Atados de pies y manos
El primer paso para salir del abismo económico y social sería reconocer los derechos de los campesinos.
Aquel 17 de mayo de 1959, en lo que fuera la comandancia de Fidel Castro en La Plata, en la Sierra Maestra, se firmó la primera ley de Reforma Agraria, lo cual significó uno de los primeros ejemplos de egocentrismo caudillista de la naciente revolución.
Sí, porque la ley no se rubricó en Realengo 18, enclave paradigmático de la lucha por los derechos campesinos, o en la finca El Vínculo, donde el líder agrario Niceto Pérez perdió la vida enfrentando la soberbia latifundista, o en Soledad de Mayarí Arriba, en que el Segundo Frente guerrillero, que organizó mucho y combatió poco, promovió la celebración de un congreso campesino en armas.
Con las leyes de reforma agraria (mayo de 1959 y octubre de 1963), la revolución barrió de un plumazo, o mejor dicho, de dos plumazos, el patrimonio económico de las empresas extranjeras hasta ese momento asentadas en la Isla; de los grandes hacendados y ganaderos nacionales, que en su gran mayoría eran modelos de eficiencia y productividad.
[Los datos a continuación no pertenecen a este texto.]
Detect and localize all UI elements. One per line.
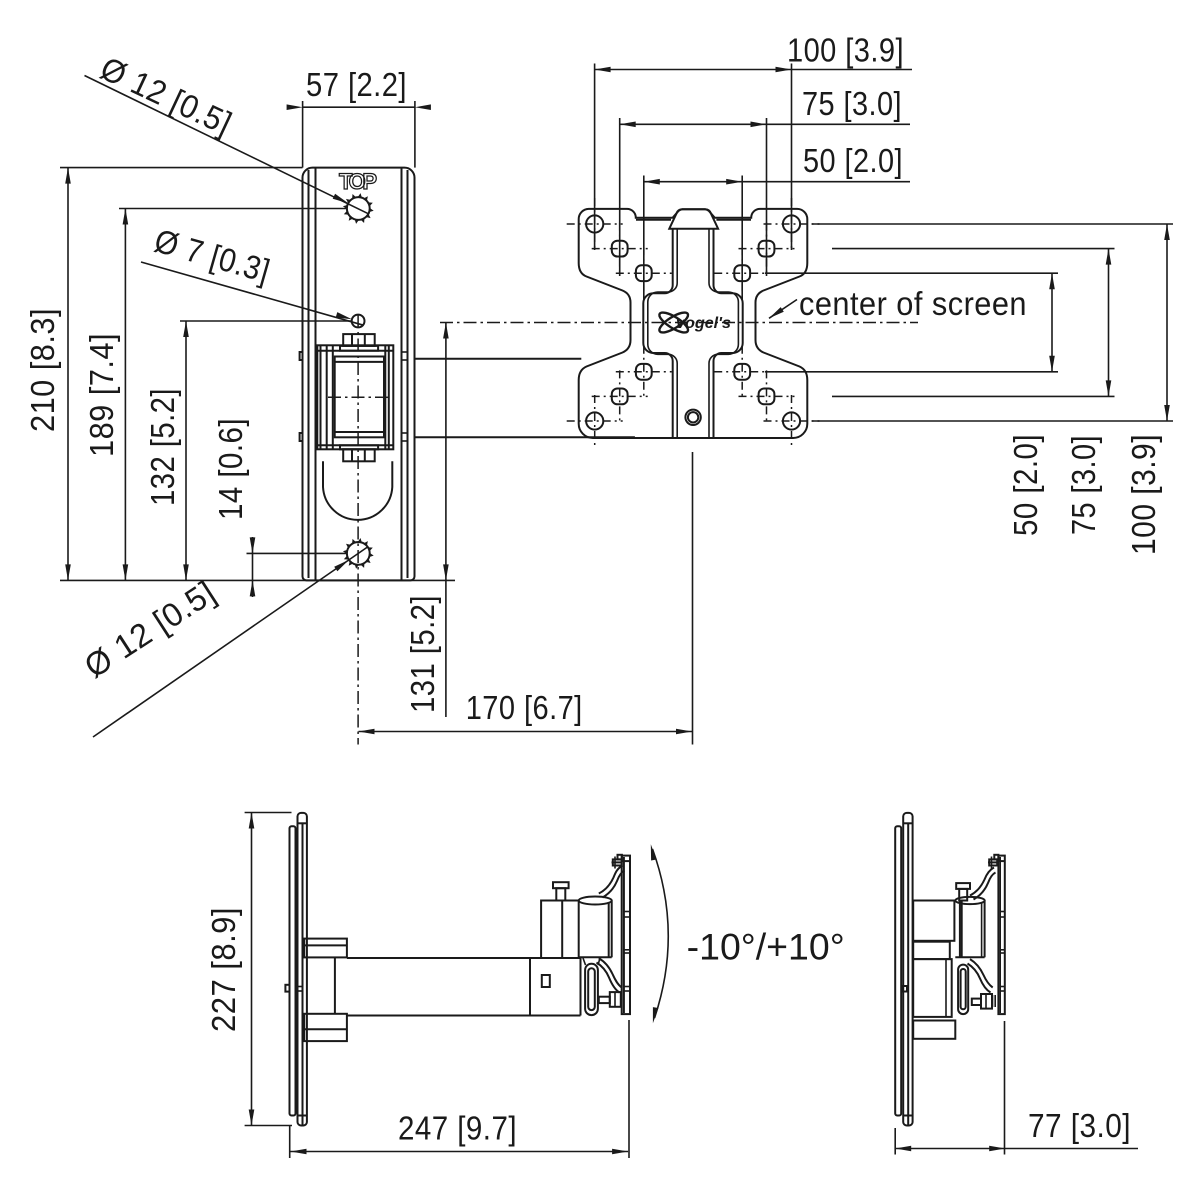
arm bottom edge [415,436,635,438]
cross cutout inner rolled edge [648,229,677,438]
svg-text:210 [8.3]: 210 [8.3] [24,308,61,432]
center of screen centerline [440,322,918,324]
svg-text:189 [7.4]: 189 [7.4] [83,333,120,457]
svg-text:-10°/+10°: -10°/+10° [687,927,845,968]
svg-text:Ø 12 [0.5]: Ø 12 [0.5] [95,49,238,142]
svg-text:Ø 12 [0.5]: Ø 12 [0.5] [78,573,222,685]
clamp upper flange [304,939,347,958]
clamp flange top [913,901,954,941]
hook notch [902,986,908,992]
lower strap [970,959,993,987]
hinge housing [317,345,393,449]
VESA mounting holes [567,198,820,447]
pivot block [541,901,579,959]
VESA centerline below [692,452,694,745]
adjustment screw [599,997,610,1003]
knurled hole bottom [347,542,370,565]
hole at 620,396 [612,389,628,405]
vogels logo [657,309,731,336]
top hook screw [988,861,998,863]
view: VESA plate front [579,209,808,438]
wall plate side bar thin [895,826,901,1115]
svg-text:132 [5.2]: 132 [5.2] [144,388,181,506]
pivot cylinder [955,897,984,904]
adjustment screw [972,999,981,1005]
upper strap [599,866,623,894]
bolt head on block [553,882,569,888]
svg-text:170 [6.7]: 170 [6.7] [466,689,583,726]
hole at 595,421 [586,412,603,429]
clamp flange bottom [913,1021,955,1039]
tilt lever [958,965,968,1015]
svg-text:57 [2.2]: 57 [2.2] [306,66,407,103]
svg-text:50 [2.0]: 50 [2.0] [1007,434,1044,536]
arm side [347,957,581,959]
top hook screw [612,861,622,863]
hole at 644,273 [636,265,652,281]
hole at 766,249 [759,241,775,257]
svg-text:227 [8.9]: 227 [8.9] [205,907,242,1032]
knurled hole top [347,197,370,220]
svg-text:75 [3.0]: 75 [3.0] [802,85,902,122]
clamp lower flange [304,1014,347,1041]
svg-text:TOP: TOP [339,169,377,194]
upper strap [970,868,994,896]
hinge cylinder [335,357,384,438]
svg-text:100 [3.9]: 100 [3.9] [1125,434,1162,555]
svg-text:Ø 7 [0.3]: Ø 7 [0.3] [151,222,275,290]
wall plate side bar main [903,813,912,1126]
VESA plate edge bar [998,856,1004,1015]
tilt lever [585,964,598,1015]
plate right rail lines [401,168,403,581]
arm end-on [913,959,952,1017]
clamp web [334,957,336,1013]
svg-text:50 [2.0]: 50 [2.0] [803,142,903,179]
svg-text:14 [0.6]: 14 [0.6] [212,418,249,520]
svg-text:vogel's: vogel's [676,315,731,332]
wall plate side bar thin [290,826,296,1115]
view: wall plate front [300,168,635,745]
wall plate outline [303,168,415,581]
svg-text:75 [3.0]: 75 [3.0] [1065,435,1102,535]
lower strap [599,958,622,987]
hole at 792,224 [783,215,800,232]
bolt head [956,883,970,889]
svg-text:center of screen: center of screen [799,285,1027,322]
hole at 742,372 [734,364,750,380]
VESA plate edge bar [622,856,630,1015]
plate left rail lines [308,170,310,578]
svg-text:131 [5.2]: 131 [5.2] [404,595,441,713]
pivot cylinder [579,897,612,905]
svg-text:100 [3.9]: 100 [3.9] [787,32,904,69]
arm joint line [529,958,531,1016]
hole at 620,249 [612,241,628,257]
hole at 792,421 [783,412,800,429]
hole at 644,372 [636,364,652,380]
wall plate side bar main [298,813,307,1126]
arm top edge [415,358,582,360]
view: side extended [285,813,844,1126]
bottom center hole [685,410,700,425]
hole at 766,396 [759,389,775,405]
top tab [669,209,718,228]
right extension lines [812,223,1173,225]
tilt arc arrow [653,849,669,1018]
hinge nut bottom [340,445,378,449]
cross cutout outer [643,229,672,438]
plate top edge second line [636,219,671,221]
strap hook notch [285,985,289,992]
clamp step [913,942,950,959]
hinge nut top [343,334,375,346]
swing U profile [323,461,392,520]
plate edge notches [300,352,303,360]
svg-text:77 [3.0]: 77 [3.0] [1028,1107,1131,1144]
hole at 742,273 [734,265,750,281]
VESA plate outline [579,209,808,438]
view: side folded [895,813,1005,1126]
hole D7 [352,315,365,328]
hinge centerline vertical [357,315,359,745]
hinge axis centerline horizontal [328,396,391,398]
hole at 595,224 [586,215,603,232]
svg-text:247 [9.7]: 247 [9.7] [398,1110,517,1147]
Las leyes de reforma agraria borraron del mapa económico un eslabón tan importante de la cadena productiva como el colonato. Para realizar el desmontaje de las estructuras socioeconómicas tradicionales del campo cubano, el alto liderazgo no tomó en cuenta, ni siquiera, el aporte y respaldo que muchos propietarios agrícolas hicieron al proyecto revolucionario.
Las leyes de reforma agraria crearon la categoría económica de pequeño agricultor, por demás, única propiedad privada jurídicamente reconocida en la Isla, ente que nació atado de pies y manos por una tupida urdimbre de legislaciones restrictivas que han limitado hasta la saciedad el desenvolvimiento de lo que a pesar de todo ha sido el único sector productivo y eficiente de la agricultura.
Así, el "gobierno revolucionario" —como todavía se hace llamar— se convirtió en el latifundista supremo, acaparando el 85% de la superficie cultivable del país, la economía socialista dio su primer paso hacia un abismo insoluble y el pueblo comenzó su largo vía crucis de penurias y carencias.
El reinado del marabú
De experimentos voluntaristas, descabellados, fallidos, y de subsidios tan abultados como mal gastados, enfermó incurable la economía nacional, al punto que el actual presidente estrenó su mandato lamentando la dependencia exterior que padece la alimentación nacional y el extendido reinado del marabú en los subutilizados campos de la Isla.
El caso es que setenta años después que la Constitución de 1940 legisló contra nuestro principal flagelo económico y refrendó el regreso de la tierra a manos de los que la trabajan, uno se encuentra ante el mismo dilema: el latifundio, ahora estatal e improductivo, que retrasa, y los laboriosos hombres del campo impedidos de hacer un aporte capital a la evolución económica a causa de la indolencia de la élite.
El actual gobierno, según su discurso, parece estar conciente de su propia ineficacia productiva, así como de lo grave que es para el presente y el futuro del país seguir importando más del 80% de los alimentos que se consumen en una nación de reconocidas tradiciones y potencialidades productivas. Sin embargo, lamentablemente, el alto liderazgo de la Isla no parece estar dispuesto a demostrar la audacia y responsabilidad necesarias para renunciar a un monopolio que, en medio siglo, sólo ha servido para controlar la sociedad y destruir el cuerpo económico.
El gobierno acumula todo el poder, la mayor parte de la superficie cultivable, pero también la máxima responsabilidad por una debilidad económica que golpea duro la cotidianidad del ciudadano común y compromete seriamente el futuro de una nación estremecida por las crecientes desigualdades, la corrupción, la violencia y la pérdida de valores, que el monopolio informativo y el interminable discurso acrítico y triunfalista del oficialismo no pueden esconder.
Cada minuto que se pierda para abrir los espacios al libre desenvolvimiento de los ciudadanos y reordenar en positivo las relaciones económicas internas será nefasto para el reto de construir la Cuba de prosperidad y equilibrios soñada por tantos años. Renunciar al latifundio a través de reconocer, por fin, los legítimos derechos de los que trabajan la tierra puede ser el histórico primer paso de un gobierno comprometido con el bienestar de sus ciudadanos y la seguridad nacional, para salir del abismo económico y social que agobia el país.